The independent report on the Christchurch City Council finances has been released, recognising a potential $534m shortfall.
This is widely expected to grow considerably, possibly close to $1b, once insurance negotiations crystallise and full costs of projects are known.
Sale of non-core assets is a necessary next step for the council, and focused attention must be applied to rationalising land, buildings and trading assets.
Like any government or business enterprise, the council must recognise its financial realities, and ensure all the assets on the balance sheet are working as hard as possible for the ratepayers.
Further ongoing change is needed, and the environment calls for innovation. Potential solutions to these challenges include:
Intensification of land use and increased use of modular housing.
Reducing council dependence on developer fees and waiving local authority development contributions for developments where infrastructure is already there.
Master transport planning, especially key corridors (especially northern access).
CCC refocusing on citizen/ customer service, financial restructuring and asset optimisation.
Using innovative and collaborative new models between government, NGO’s and the private sector to solve social and affordable housing investment needs.
Planning the longer term transition from CERA to CCC.
Boldly stating an inspirational vision for a world class future. This could include, for instance, turning the red zone around the Avon River into a park in the city that includes an international rowing course, multi-sport facilities, wetland development areas and an integrated flood protection management lake system, like the Penrith Lakes development outside Sydney.

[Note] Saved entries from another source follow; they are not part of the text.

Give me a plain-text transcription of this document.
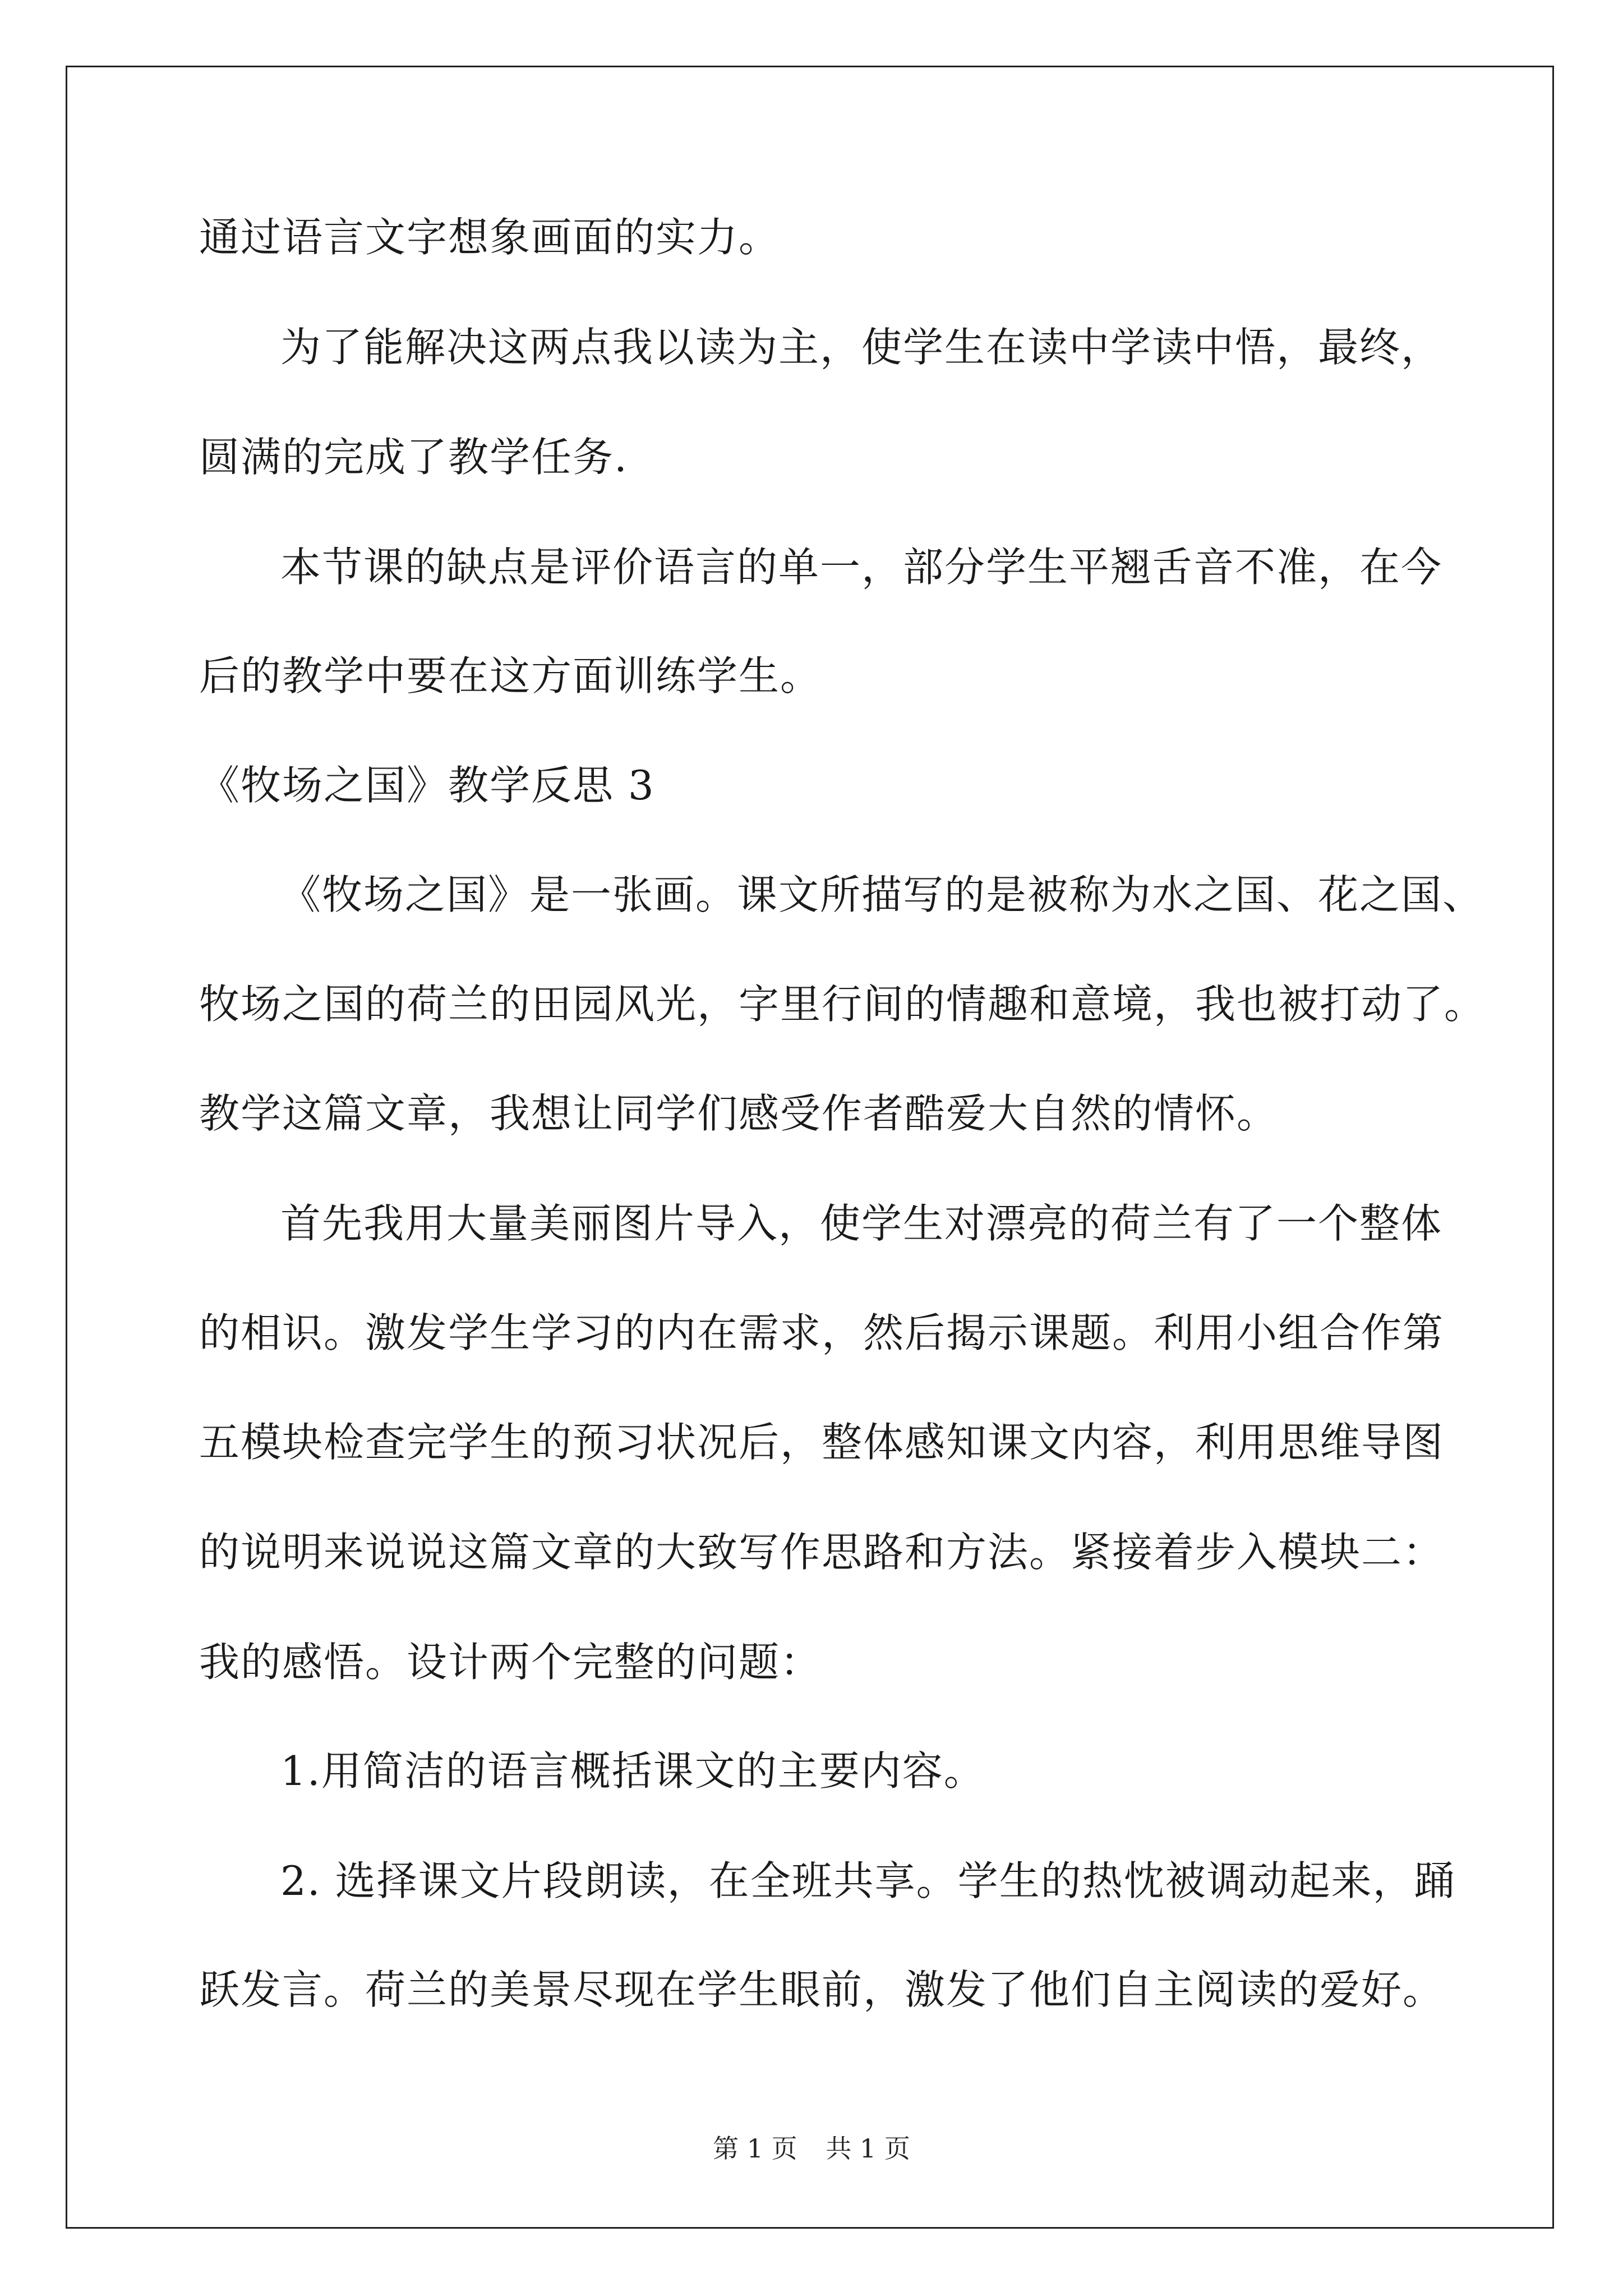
通过语言文字想象画面的实力。
为了能解决这两点我以读为主，使学生在读中学读中悟，最终，
圆满的完成了教学任务.
本节课的缺点是评价语言的单一，部分学生平翘舌音不准，在今
后的教学中要在这方面训练学生。
《牧场之国》教学反思 3
《牧场之国》是一张画。课文所描写的是被称为水之国、花之国、
牧场之国的荷兰的田园风光，字里行间的情趣和意境，我也被打动了。
教学这篇文章，我想让同学们感受作者酷爱大自然的情怀。
首先我用大量美丽图片导入，使学生对漂亮的荷兰有了一个整体
的相识。激发学生学习的内在需求，然后揭示课题。利用小组合作第
五模块检查完学生的预习状况后，整体感知课文内容，利用思维导图
的说明来说说这篇文章的大致写作思路和方法。紧接着步入模块二：
我的感悟。设计两个完整的问题：
1.用简洁的语言概括课文的主要内容。
2. 选择课文片段朗读，在全班共享。学生的热忱被调动起来，踊
跃发言。荷兰的美景尽现在学生眼前，激发了他们自主阅读的爱好。
第 1 页 共 1 页
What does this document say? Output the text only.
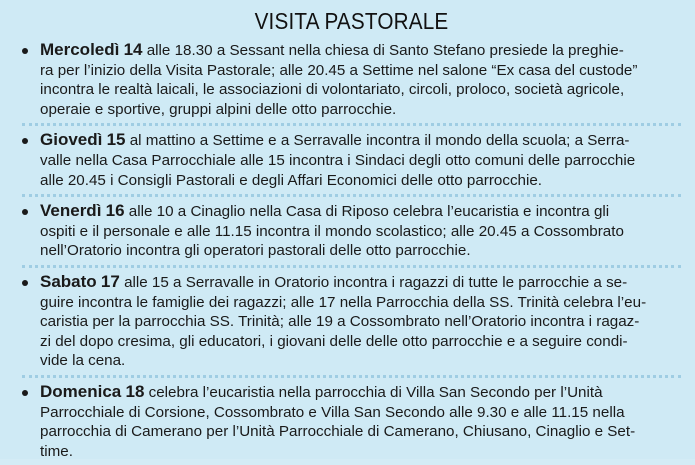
VISITA PASTORALE
Mercoledì 14 alle 18.30 a Sessant nella chiesa di Santo Stefano presiede la preghie-
ra per l’inizio della Visita Pastorale; alle 20.45 a Settime nel salone “Ex casa del custode”
incontra le realtà laicali, le associazioni di volontariato, circoli, proloco, società agricole,
operaie e sportive, gruppi alpini delle otto parrocchie.
Giovedì 15 al mattino a Settime e a Serravalle incontra il mondo della scuola; a Serra-
valle nella Casa Parrocchiale alle 15 incontra i Sindaci degli otto comuni delle parrocchie
alle 20.45 i Consigli Pastorali e degli Affari Economici delle otto parrocchie.
Venerdì 16 alle 10 a Cinaglio nella Casa di Riposo celebra l’eucaristia e incontra gli
ospiti e il personale e alle 11.15 incontra il mondo scolastico; alle 20.45 a Cossombrato
nell’Oratorio incontra gli operatori pastorali delle otto parrocchie.
Sabato 17 alle 15 a Serravalle in Oratorio incontra i ragazzi di tutte le parrocchie a se-
guire incontra le famiglie dei ragazzi; alle 17 nella Parrocchia della SS. Trinità celebra l’eu-
caristia per la parrocchia SS. Trinità; alle 19 a Cossombrato nell’Oratorio incontra i ragaz-
zi del dopo cresima, gli educatori, i giovani delle delle otto parrocchie e a seguire condi-
vide la cena.
Domenica 18 celebra l’eucaristia nella parrocchia di Villa San Secondo per l’Unità
Parrocchiale di Corsione, Cossombrato e Villa San Secondo alle 9.30 e alle 11.15 nella
parrocchia di Camerano per l’Unità Parrocchiale di Camerano, Chiusano, Cinaglio e Set-
time.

Investment in the future beyond the earthquake recovery. The University of Canterbury Science and Engineering buildings are now getting under way, but the Lincoln University rebuild and the proposed Agri-tech hub need certainty from Government commitment.
Details of the Innovation Precinct need to be developed and communicated to attract and retain the small innovative firms that are currently part of the thriving sector of around 500 hi- tech businesses in the city.
Overall, Christchurch and New Zealand can be pleased with how the Government has supported the disaster response, earthquake recovery, and the early stages of the rebuild.
Continued commitment and further high-quality public and private investment are needed to secure the best long-term outcomes.